We acknowledge the contributions of the MILE project and the associated CARLA data-collection framework. The rollout structure, metadata conventions, and driving-data organization are based on the MILE pipeline and were extended for TeleopWM research on predictive display and future-action forecasting.

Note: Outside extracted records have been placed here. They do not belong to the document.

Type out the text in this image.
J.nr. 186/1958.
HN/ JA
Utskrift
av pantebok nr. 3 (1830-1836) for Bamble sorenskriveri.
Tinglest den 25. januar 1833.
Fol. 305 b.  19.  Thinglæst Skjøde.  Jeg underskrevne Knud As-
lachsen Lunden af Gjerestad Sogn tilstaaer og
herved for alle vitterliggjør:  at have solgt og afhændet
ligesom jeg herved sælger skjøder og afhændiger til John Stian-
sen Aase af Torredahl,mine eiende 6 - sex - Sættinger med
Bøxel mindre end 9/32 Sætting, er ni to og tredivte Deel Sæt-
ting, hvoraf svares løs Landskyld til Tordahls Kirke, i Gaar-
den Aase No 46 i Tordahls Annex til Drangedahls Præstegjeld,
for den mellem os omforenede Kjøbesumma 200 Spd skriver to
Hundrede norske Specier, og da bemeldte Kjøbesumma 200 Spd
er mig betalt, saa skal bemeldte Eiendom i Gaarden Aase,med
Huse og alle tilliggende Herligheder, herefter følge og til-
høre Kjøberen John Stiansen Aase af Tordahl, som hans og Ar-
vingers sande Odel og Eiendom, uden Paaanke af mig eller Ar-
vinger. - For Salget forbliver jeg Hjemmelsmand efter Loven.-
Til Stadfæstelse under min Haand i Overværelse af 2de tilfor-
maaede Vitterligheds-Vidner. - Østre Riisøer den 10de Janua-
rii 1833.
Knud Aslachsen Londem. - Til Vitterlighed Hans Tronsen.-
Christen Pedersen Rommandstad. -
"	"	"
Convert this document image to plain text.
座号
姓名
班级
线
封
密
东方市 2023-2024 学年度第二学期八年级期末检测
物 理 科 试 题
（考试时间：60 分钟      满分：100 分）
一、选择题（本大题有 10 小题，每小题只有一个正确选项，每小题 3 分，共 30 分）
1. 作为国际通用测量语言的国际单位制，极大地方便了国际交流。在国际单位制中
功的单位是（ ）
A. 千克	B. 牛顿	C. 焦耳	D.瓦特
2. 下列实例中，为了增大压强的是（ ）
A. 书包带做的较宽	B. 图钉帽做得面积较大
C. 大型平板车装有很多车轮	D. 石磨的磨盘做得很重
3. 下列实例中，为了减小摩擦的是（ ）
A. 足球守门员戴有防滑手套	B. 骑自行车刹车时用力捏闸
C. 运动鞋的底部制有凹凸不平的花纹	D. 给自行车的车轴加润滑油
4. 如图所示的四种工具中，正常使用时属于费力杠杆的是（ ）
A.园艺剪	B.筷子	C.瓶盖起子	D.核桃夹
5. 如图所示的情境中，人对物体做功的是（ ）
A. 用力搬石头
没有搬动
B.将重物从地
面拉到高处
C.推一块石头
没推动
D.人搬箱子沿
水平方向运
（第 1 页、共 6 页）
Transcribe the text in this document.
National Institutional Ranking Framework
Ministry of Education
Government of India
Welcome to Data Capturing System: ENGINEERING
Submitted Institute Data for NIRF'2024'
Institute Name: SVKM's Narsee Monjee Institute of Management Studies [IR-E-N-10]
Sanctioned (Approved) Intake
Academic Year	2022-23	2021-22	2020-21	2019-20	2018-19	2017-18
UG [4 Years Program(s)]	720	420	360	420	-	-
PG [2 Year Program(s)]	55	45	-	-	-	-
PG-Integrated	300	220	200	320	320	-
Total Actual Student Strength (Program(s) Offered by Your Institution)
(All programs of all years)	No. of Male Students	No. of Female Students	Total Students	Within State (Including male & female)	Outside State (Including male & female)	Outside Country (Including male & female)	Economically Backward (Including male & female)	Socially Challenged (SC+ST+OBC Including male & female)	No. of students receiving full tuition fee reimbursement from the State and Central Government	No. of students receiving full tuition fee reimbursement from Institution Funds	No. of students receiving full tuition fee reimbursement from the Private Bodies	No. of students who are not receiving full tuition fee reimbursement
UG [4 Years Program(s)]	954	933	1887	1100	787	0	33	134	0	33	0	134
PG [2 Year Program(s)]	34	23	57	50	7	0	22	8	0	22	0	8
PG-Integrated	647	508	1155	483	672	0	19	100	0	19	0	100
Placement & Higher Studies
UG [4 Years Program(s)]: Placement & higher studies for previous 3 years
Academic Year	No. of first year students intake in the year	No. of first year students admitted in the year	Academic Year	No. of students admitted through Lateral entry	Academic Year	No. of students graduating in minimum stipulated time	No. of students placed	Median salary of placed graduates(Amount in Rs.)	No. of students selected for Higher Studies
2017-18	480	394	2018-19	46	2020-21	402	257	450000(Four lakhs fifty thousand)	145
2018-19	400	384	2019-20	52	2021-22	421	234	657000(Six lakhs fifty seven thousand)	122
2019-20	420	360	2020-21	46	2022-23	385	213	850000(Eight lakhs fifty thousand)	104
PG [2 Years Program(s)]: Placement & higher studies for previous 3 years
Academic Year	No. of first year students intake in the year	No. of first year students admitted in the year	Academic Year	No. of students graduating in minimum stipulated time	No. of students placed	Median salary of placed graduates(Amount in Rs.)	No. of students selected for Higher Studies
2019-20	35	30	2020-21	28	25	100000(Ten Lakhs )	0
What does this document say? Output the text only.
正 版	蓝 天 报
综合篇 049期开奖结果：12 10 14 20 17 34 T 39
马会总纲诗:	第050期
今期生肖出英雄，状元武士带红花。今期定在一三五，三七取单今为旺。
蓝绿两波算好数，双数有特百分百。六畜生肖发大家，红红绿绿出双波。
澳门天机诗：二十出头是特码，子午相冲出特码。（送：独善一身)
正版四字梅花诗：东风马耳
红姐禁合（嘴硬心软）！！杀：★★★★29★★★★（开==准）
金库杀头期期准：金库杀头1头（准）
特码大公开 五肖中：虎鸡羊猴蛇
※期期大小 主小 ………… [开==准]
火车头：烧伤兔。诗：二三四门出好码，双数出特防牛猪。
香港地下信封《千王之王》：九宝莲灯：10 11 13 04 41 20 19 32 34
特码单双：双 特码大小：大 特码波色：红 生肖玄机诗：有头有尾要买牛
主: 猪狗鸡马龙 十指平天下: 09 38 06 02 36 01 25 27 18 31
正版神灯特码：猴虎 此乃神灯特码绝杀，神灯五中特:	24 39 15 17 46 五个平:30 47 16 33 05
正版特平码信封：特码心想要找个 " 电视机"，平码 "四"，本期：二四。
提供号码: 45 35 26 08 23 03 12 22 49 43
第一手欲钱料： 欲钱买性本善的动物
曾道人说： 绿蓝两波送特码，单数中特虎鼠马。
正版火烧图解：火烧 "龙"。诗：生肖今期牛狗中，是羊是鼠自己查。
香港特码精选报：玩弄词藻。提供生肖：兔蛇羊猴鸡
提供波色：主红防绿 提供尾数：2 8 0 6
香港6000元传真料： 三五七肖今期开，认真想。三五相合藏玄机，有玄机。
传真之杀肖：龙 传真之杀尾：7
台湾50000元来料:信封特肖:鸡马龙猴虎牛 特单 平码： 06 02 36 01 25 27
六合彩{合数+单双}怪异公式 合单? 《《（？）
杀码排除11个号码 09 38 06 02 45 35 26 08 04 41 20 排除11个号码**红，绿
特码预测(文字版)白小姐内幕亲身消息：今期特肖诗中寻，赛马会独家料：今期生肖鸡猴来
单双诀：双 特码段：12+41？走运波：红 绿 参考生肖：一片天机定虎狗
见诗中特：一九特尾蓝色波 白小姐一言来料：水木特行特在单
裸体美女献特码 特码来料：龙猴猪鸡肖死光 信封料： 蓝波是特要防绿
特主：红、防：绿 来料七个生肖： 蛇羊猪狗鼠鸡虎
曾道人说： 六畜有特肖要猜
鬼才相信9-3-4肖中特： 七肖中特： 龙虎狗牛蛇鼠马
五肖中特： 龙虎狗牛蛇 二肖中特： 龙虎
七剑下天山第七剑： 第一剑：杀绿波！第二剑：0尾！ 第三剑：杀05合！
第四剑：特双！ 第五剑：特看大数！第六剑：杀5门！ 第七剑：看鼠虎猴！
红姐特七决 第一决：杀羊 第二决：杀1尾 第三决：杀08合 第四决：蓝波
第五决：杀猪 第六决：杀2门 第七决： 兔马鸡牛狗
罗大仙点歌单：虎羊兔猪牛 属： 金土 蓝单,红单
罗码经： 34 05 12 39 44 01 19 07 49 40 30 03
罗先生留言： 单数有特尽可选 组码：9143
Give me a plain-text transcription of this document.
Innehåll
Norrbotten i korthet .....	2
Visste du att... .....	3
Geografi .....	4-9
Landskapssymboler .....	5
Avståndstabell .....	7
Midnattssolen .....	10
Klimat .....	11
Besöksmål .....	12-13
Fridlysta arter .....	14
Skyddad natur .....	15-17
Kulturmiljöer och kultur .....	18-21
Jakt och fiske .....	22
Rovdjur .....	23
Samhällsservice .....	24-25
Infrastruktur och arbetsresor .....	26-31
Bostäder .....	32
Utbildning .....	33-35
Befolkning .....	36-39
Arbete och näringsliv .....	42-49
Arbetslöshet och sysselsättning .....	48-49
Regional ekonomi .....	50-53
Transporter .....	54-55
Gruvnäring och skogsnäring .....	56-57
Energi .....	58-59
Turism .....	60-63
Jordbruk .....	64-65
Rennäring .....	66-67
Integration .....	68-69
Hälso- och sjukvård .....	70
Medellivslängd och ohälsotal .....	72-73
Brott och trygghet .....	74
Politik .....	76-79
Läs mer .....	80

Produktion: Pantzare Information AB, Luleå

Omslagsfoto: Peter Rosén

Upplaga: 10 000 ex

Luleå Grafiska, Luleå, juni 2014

If you use this dataset, please also consider citing the original MILE work.
## Intended Use
This dataset is intended for:
* predictive world-model research
* future frame prediction
* future action prediction
* teleoperation research
* latency mitigation research
* autonomous driving research
* imitation learning research
## Out-of-Scope Use
This dataset is not intended to:
* certify safety-critical driving systems
* validate real-world autonomous vehicles without additional testing
* represent all driving environments or traffic conditions
* serve as a benchmark for real-world safety evaluation
## Citation
If you use TeleopWM-Dataset, please cite:
```bibtex
@misc{teleopwm_dataset2026,
title={TeleopWM-Dataset: A CARLA Dataset for Latency-Resilient Vision-Based Teleoperation},
author={Khalil, Aws and Kwon, Jaerock},
year={2026}
}
```
## License
This dataset is released under the MIT License.